La mise en évidence, dans ce travail, sur toute l'étendue du territoire togolais, du chimiotype à thymol, qui semble être le plus répandu, confirme et précise les résultats de Sanda [5] et ceux obtenus au Bénin voisin [6]. À l'inverse, les chimiotypes à carvacrol, à d-fenchone, à carvacrol et thymol, à carvacrol et acétate de thymyle sont décrits pour la première fois, du moins à notre connaissance. La prédominance nette des constituants terpéniques oxygénés ou non dans les huiles essentielles d'A. pubescens indique du point de vue de la biosynthèse des différents constituants de la fraction aromatique, une nette prépondérance de la voie des terpénoïdes [12] sur celle des phénylpropanoïdes [13] chez A. pubescens. Ceci serait somme toute normal chez les Lamiacées cultivées, selon Saez [15]. L'existence des chimiotypes à thymol, carvacrol, carvacrol/thymol observés chez cette espèce s'expliquerait par la bioconversion simultanée du p-cymène en carvacrol et en son isomère, le thymol [15,16] (Fig. 2).
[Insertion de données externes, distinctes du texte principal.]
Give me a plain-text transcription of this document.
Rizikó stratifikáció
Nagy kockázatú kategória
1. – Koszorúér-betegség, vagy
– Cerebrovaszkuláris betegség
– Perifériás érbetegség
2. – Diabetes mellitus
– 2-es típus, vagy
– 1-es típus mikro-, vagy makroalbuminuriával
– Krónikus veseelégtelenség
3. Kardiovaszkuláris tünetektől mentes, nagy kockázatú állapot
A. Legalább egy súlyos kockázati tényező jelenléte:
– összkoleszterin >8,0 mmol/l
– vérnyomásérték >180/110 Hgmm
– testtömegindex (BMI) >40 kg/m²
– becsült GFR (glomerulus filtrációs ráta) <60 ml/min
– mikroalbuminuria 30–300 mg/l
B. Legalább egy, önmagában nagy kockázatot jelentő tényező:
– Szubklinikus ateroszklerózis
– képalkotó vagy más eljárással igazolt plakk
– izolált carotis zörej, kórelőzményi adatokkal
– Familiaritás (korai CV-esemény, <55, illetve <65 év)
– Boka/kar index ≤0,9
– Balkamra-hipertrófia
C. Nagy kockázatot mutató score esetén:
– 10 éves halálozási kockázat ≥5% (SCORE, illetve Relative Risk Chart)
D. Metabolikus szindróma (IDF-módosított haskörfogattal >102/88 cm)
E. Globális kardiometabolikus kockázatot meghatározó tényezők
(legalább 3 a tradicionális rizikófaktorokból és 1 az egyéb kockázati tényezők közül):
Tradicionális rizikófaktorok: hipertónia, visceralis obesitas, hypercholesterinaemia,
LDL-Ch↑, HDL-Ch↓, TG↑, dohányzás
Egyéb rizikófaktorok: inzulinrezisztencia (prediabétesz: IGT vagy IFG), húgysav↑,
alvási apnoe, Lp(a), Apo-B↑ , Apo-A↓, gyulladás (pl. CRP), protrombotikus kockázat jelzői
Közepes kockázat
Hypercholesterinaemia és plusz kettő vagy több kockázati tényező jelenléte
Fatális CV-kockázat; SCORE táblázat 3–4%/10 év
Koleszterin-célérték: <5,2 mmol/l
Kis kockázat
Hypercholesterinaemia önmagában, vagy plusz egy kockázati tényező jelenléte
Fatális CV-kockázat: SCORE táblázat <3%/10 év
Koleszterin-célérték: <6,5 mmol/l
Enfin, dans le type carvacrol/acétate de thymyle, la quasi-totalité du thymol biosynthétisé serait ultérieurement acétylé [17].
4 Conclusion
Cette étude de la composition chimique des huiles essentielles extraites des plantes d'A. pubescens récoltées dans différentes localités au Togo nous a permis d'identifier cinq nouveaux chimiotypes (chimiotype à thymol, à carvacrol, à thymol/carvacrol, à carvacrol/acétate de thymyle et à d-fenchone) chez cette espèce.
La présence du thymol et du carvacrol ou de leurs acétates comme constituants majoritaires dans certains chimiotypes d'huiles essentielles d'A. pubescens est un intéressant indicateur pour leur utilisation potentielle en tant que bactéricide [18].